Lange schaute Bob, während er darauf wartete, nach Fred Weber auf dem Friseurstuhl Platz nehmen zu können, hinüber zu dem geschäftigen Treiben am Bahnhof.
»Kaum zu glauben« , sagte er, »wie sich diese Stadt in den letzten zehn Jahren herausgemacht ist. Und das alles wegen diesem Still und der Osteopathie. Schaut euch mal den Bahnhof an, die Hotels und die Mietställe. Mrs. Stow sagt, die Osteopathie breite sich aus wie Feuer in der Prärie. Ich glaube, das trifft es sehr gut.«
Die Anwesenden nickten beifällig.
»Ich hoffe nur, dass es wie Feuer einem guten Zweck dient und dass sich niemand verbrennt« , sagte Fred.

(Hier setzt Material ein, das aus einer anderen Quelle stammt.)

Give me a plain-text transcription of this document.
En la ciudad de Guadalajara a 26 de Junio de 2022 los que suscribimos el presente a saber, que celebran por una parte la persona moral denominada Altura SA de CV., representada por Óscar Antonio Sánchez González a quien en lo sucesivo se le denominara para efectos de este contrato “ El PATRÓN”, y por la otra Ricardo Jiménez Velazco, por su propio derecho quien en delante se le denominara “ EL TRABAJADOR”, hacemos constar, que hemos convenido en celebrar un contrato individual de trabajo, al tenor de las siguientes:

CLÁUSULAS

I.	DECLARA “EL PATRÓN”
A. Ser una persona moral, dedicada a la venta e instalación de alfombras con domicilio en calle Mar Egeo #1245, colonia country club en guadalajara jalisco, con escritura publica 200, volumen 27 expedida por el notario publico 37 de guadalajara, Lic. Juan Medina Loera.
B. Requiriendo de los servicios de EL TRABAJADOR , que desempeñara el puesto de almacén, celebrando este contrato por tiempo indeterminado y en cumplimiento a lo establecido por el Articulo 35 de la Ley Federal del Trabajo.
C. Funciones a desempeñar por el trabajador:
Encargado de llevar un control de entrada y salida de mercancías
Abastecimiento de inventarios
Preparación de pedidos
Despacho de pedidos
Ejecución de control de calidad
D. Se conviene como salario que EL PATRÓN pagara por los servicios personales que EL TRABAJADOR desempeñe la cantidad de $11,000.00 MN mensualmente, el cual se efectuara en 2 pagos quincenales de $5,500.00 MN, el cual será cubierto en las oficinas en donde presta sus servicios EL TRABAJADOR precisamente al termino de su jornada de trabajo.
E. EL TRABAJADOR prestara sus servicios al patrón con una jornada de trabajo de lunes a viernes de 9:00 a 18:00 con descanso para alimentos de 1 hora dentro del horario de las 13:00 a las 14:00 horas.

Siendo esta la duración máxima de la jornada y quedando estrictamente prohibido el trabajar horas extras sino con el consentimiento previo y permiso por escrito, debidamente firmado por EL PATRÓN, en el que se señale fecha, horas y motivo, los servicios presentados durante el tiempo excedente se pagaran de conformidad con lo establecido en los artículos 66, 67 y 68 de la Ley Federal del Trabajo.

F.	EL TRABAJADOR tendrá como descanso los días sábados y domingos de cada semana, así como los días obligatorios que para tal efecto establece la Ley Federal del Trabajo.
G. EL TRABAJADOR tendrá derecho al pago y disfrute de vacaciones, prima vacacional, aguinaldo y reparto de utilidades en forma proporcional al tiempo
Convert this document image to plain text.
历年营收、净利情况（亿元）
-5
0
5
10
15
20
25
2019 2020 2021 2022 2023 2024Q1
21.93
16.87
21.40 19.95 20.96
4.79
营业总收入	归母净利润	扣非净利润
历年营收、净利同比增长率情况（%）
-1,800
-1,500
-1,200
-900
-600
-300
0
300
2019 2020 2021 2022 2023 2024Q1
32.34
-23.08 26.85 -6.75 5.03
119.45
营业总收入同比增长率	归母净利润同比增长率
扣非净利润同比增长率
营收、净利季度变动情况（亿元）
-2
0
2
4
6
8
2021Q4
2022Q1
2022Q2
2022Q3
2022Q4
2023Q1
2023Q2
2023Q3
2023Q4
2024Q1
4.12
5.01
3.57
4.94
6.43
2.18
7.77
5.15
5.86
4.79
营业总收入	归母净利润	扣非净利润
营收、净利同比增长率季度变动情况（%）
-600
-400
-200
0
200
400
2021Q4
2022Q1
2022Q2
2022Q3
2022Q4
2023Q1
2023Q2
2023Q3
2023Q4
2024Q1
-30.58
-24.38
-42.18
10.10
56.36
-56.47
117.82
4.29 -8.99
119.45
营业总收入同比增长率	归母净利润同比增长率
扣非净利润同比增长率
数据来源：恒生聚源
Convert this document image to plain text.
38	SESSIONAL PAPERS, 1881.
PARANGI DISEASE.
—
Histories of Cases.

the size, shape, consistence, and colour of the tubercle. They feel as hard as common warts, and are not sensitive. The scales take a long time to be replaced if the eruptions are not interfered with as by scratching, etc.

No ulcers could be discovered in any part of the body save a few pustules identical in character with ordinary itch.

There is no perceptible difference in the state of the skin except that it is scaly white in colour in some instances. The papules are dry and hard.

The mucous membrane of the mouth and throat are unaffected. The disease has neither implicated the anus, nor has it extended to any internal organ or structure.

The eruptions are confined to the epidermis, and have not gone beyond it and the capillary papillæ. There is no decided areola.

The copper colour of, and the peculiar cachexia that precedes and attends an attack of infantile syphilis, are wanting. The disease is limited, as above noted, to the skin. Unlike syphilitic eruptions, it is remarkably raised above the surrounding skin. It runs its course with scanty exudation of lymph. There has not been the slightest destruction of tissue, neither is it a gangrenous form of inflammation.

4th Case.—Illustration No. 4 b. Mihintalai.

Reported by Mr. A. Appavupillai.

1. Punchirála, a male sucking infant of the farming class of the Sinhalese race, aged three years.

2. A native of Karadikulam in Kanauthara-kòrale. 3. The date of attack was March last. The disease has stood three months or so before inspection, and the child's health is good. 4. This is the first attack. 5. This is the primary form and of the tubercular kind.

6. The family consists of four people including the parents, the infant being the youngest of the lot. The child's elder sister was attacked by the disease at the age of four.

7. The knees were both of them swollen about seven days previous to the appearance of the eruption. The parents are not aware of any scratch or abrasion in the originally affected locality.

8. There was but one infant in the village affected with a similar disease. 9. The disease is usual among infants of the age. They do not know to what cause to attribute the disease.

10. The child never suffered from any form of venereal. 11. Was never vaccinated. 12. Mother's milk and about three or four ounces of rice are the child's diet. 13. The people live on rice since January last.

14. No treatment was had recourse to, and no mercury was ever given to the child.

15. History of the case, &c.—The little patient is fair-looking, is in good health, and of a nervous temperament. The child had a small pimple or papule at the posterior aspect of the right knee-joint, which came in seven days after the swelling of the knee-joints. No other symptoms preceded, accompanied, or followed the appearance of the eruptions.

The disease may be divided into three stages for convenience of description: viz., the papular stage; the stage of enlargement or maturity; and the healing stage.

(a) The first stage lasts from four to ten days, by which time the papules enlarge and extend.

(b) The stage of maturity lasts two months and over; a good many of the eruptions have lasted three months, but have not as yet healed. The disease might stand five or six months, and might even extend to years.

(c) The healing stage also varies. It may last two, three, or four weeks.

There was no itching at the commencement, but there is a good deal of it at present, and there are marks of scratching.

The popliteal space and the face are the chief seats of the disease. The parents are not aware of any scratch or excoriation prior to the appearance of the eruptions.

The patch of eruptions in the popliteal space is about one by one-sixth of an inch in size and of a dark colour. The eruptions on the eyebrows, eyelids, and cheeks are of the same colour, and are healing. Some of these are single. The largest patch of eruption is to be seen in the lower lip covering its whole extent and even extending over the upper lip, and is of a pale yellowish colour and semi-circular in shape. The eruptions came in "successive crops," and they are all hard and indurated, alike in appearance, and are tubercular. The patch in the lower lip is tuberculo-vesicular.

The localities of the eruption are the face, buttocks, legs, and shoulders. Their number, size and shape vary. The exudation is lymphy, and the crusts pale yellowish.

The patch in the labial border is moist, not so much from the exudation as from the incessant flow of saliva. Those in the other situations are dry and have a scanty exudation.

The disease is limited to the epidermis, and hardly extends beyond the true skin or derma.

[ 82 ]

Drüben sah Andrew Still in diesem Moment auf seine Uhr. Er stellte fest, dass es Zeit für sein Mittagessen mit Mary Elvira war und machte sich auf den Weg nach Hause. Seine Frau traf währenddessen letzte Vorkehrungen für die Mahlzeit.
»Der Kuchen ist genügend ausgekühlt, man kann ihn essen. Das Brot für den Morgen sieht gut aus. Schau zu, dass du das Hühnchen fertigbrätst, damit das Essen bereit ist, wenn Pa kommt.«
Blanche, die eben den Tisch deckte, nickte. Stolz sah Mary sich in der Küche um. Sie fühlte sich so glücklich. Nach Jahren voller Entbehrungen und Schwierigkeiten war aus Kirksville ein außergewöhnlicher Ort geworden. Ihr Mann hatte etwas aus sich gemacht, er war inzwischen anerkannt, hatte seinen Platz gefunden. Endlich ernteten sie nun den Lohn in Form stabiler Lebensumstände und eines bescheidenen Komforts. Besonders stolz war sie auf ihre Kinder, die auch an der Arbeit des Vaters teilhatten. Harry, Hermann, Charles und Blanche. Sie trauerte um Fred, der vor vier Jahren von ihnen gegangen war – was für ein tragischer Unfall, der eine so strahlend junge und liebenswerte Person aus dem Leben gerissen hatte!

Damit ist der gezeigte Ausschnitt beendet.